Viktor & Rolf prides itself on edgy fashions, but there is nothing avant-garde about its fragrances. The first one, Flowerbomb, was a clone of Angel, and Bonbon takes after the big sibling as well as Prada Candy. No surprises here, given the name, right? Candy, despite its lighthearted character and edible sweetness, is a shape-shifter, playing up the dark heft of benzoin resin against the familiar caramelizing sugar accord. It’s rich but translucent, sweet but not cloying. It was a huge hit.

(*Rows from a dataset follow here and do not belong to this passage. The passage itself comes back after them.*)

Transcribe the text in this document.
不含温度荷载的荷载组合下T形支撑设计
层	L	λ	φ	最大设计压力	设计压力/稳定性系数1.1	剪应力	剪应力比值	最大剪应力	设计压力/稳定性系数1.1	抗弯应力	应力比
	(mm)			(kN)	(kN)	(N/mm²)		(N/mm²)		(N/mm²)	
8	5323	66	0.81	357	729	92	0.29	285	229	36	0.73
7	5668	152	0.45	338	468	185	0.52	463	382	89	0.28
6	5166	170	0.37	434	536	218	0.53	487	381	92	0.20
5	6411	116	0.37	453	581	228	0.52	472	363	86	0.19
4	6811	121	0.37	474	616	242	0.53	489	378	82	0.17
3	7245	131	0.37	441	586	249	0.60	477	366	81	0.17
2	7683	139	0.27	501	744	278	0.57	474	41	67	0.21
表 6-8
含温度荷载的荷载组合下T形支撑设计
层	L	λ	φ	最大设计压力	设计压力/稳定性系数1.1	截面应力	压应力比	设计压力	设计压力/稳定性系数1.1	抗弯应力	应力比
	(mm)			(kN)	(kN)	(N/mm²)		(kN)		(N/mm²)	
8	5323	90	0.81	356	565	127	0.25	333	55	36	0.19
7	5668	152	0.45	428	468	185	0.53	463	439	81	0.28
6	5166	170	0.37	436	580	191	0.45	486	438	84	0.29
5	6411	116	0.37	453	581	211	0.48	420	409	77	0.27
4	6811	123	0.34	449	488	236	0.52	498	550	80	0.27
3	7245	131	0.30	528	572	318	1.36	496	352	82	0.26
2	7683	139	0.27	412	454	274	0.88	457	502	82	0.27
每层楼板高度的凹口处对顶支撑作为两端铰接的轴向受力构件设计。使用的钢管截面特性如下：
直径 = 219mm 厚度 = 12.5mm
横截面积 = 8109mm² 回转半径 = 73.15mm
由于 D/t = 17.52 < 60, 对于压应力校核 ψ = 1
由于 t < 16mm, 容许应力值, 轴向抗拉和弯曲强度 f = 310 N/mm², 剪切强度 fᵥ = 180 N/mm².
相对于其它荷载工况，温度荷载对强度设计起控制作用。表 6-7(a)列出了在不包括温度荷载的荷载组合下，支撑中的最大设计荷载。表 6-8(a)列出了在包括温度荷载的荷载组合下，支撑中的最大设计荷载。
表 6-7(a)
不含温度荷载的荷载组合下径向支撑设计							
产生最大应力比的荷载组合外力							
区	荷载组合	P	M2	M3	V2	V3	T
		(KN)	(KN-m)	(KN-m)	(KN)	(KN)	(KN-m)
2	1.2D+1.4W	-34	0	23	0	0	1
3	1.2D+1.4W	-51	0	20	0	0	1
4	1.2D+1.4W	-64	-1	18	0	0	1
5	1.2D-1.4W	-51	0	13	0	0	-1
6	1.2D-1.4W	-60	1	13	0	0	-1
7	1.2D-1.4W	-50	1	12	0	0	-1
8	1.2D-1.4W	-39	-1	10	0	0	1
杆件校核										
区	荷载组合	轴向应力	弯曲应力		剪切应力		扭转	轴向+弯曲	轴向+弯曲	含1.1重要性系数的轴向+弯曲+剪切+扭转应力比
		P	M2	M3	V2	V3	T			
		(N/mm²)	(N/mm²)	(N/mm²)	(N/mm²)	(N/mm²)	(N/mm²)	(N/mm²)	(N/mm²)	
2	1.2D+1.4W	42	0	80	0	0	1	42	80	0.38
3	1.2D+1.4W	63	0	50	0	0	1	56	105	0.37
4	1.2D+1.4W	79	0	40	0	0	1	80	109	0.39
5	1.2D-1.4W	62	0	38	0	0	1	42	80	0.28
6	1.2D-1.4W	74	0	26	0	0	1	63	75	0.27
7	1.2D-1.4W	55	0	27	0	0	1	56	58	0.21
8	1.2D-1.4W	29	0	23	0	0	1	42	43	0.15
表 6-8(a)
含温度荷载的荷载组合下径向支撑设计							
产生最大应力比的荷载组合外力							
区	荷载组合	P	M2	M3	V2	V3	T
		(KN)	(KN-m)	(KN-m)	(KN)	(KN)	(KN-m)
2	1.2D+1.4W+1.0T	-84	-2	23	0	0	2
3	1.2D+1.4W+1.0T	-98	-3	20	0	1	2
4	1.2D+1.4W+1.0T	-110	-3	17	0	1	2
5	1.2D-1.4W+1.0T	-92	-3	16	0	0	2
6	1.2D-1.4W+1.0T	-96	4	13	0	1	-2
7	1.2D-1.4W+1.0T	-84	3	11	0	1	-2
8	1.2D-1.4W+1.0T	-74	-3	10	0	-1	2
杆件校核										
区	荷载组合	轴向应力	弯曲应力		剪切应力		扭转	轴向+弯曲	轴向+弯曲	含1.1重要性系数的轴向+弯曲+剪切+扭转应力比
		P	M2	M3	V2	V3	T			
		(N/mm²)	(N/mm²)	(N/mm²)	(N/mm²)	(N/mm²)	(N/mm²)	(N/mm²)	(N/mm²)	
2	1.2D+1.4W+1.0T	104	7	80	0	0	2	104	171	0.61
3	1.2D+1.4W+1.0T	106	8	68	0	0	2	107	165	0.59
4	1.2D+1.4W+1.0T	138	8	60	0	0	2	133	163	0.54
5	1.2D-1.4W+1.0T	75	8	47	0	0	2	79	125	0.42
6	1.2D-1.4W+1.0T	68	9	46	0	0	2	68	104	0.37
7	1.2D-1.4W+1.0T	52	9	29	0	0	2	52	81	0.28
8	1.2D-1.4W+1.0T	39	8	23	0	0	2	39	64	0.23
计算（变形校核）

The brief to Cecile Matton and Serge Majoullier, the perfumers who worked on Bonbon, must have included a reference to Candy, because after the sweet tangerine top notes, Bonbon covers you in a similar layer of caramel. It smells like a cotton candy stand crossed with a vat of crème brûlée, and while in Candy, the idea is sheer and subtle, in Bonbon, you get no respite. Next comes a baked peach that gives Bonbon a creamy, heavy accent. Even the jasmine heart seems sugary and caramelized.
I don’t shy away from sweet perfumes, which can be a fun indulgence, and Aquolina Pink Sugar and Lolita Lempicka are mainstays in my wardrobe, but Bonbon turns me off. In comparison to Angel and some other big gourmands, it has little character and hardly anything in the way of memorable effect. It wears well and lingers for hours, but its sillage is indistinguishable from other sweet, candy-like perfumes.
And it’s expensive. I agree with Robin, who mentions in her review that similar options like Juicy Couture Viva La Juicy, Britney Spears Fantasy, or Dolce & Gabbana The One Desire will satisfy the same craving and go easier on the wallet. If your love for sweetness is bigger than your budget, just go for Pink Sugar and indulge without guilt.
Viktor & Rolf Bonbon Eau de Parfum includes notes of caramel, mandarin, orange, peach, orange blossom, jasmine, cedar, guaiac wood, sandalwood and amber. It is available in 30, 50 ($115) and 90 ($165) ml Eau de Parfum.